Ce à quoi le public réagit aujourd'hui n'est pas la nouveauté, mais la reconnaissance. La reconnaissance que Leung a toujours été capable de ce niveau de maîtrise. Enfin, l'industrie a rattrapé son retard.
Les rôles de Katie Leung sur scène et à la télévision
Bien avant que la télévision de prestige ne la redécouvre, Katie Leung gagnait le respect sur la scène britannique. Son travail avec des institutions comme la Royal Shakespeare Company exigeait une discipline vocale, un contrôle physique et une rigueur interprétative—des compétences qui ne font pas le buzz en ligne mais refondent fondamentalement la palette d'un acteur. Le théâtre lui a donné l'espace pour échouer, affiner et diriger, souvent dans des productions où elle portait un poids émotionnel sans le filet de sécurité du montage cinématographique. Bientôt, Leung a pu retourner à l'écran, où elle a incarné des personnages qui lui donnaient plus d'agence.
“The Nest” (2020)

Above Une étude sur la retenue, prouvant la maîtrise de Leung dans le réalisme psychologique (Photo : IMDB)
Dans le thriller de la BBC The Nest, Leung joue un personnage ancré dans une tension morale silencieuse. C'est une performance bâtie sur la suggestion—ce qu'elle retient compte autant que ce qu'elle révèle. Le rôle a signalé son aisance avec l'ambiguïté et son refus de télégraphier l'émotion pour rassurer le public.
“Arcane” (2021, 2024)
En tant que Caitlyn Kiramman dans Arcane sur Netflix, Leung a démontré une chose que beaucoup d'acteurs à l'écran ne maîtrisent jamais : l'autorité vocale sans présence physique. L'évolution de Caitlyn—de l'exécutante idéaliste à la stratège endurcie—repose entièrement sur le contrôle tonal, le rythme et le calibrage émotionnel. C'est l'un des travaux les plus vus de Leung, même si de nombreux spectateurs n'ont pas immédiatement relié la voix à l'actrice.
Saison 4 de “Bridgerton”

Above Pas une réinvention, mais la révélation d'une autorité acquise par des années de choix délibérés (Photo : Netflix)

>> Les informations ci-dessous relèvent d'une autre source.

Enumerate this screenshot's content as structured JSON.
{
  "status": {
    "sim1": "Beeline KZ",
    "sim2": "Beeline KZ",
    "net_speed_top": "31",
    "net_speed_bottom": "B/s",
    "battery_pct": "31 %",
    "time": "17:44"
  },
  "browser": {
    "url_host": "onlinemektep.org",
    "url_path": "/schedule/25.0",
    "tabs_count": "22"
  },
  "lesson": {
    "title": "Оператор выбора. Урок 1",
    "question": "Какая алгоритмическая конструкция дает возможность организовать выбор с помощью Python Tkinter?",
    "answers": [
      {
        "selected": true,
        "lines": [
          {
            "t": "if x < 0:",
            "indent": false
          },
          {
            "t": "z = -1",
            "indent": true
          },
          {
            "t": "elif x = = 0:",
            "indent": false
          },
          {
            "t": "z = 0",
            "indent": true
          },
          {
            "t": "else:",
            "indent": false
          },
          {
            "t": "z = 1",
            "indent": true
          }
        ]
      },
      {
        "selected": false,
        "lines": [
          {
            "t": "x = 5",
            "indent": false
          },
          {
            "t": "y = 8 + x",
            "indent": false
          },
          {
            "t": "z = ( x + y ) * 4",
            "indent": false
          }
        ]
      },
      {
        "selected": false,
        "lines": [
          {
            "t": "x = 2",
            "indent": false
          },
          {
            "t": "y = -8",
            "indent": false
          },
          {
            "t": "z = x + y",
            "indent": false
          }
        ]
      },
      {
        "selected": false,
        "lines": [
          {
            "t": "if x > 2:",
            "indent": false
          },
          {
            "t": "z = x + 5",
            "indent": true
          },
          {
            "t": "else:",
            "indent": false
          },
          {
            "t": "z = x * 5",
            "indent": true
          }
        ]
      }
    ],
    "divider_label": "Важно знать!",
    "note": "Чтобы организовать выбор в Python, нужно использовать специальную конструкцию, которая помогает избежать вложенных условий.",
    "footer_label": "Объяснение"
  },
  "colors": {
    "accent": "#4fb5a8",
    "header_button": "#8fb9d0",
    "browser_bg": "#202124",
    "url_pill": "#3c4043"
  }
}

Au moment où Leung entre dans l'univers de Bridgerton, elle le fait en tant qu'actrice pleinement consciente du peu qu'elle a besoin d'expliquer. Sa présence a du poids : posture, immobilité, timing. Dans une série souvent définie par l'extravagance, elle se démarque par la sobriété—laissant l'intelligence et la conscience sociale faire le travail que le mélodrame gère habituellement.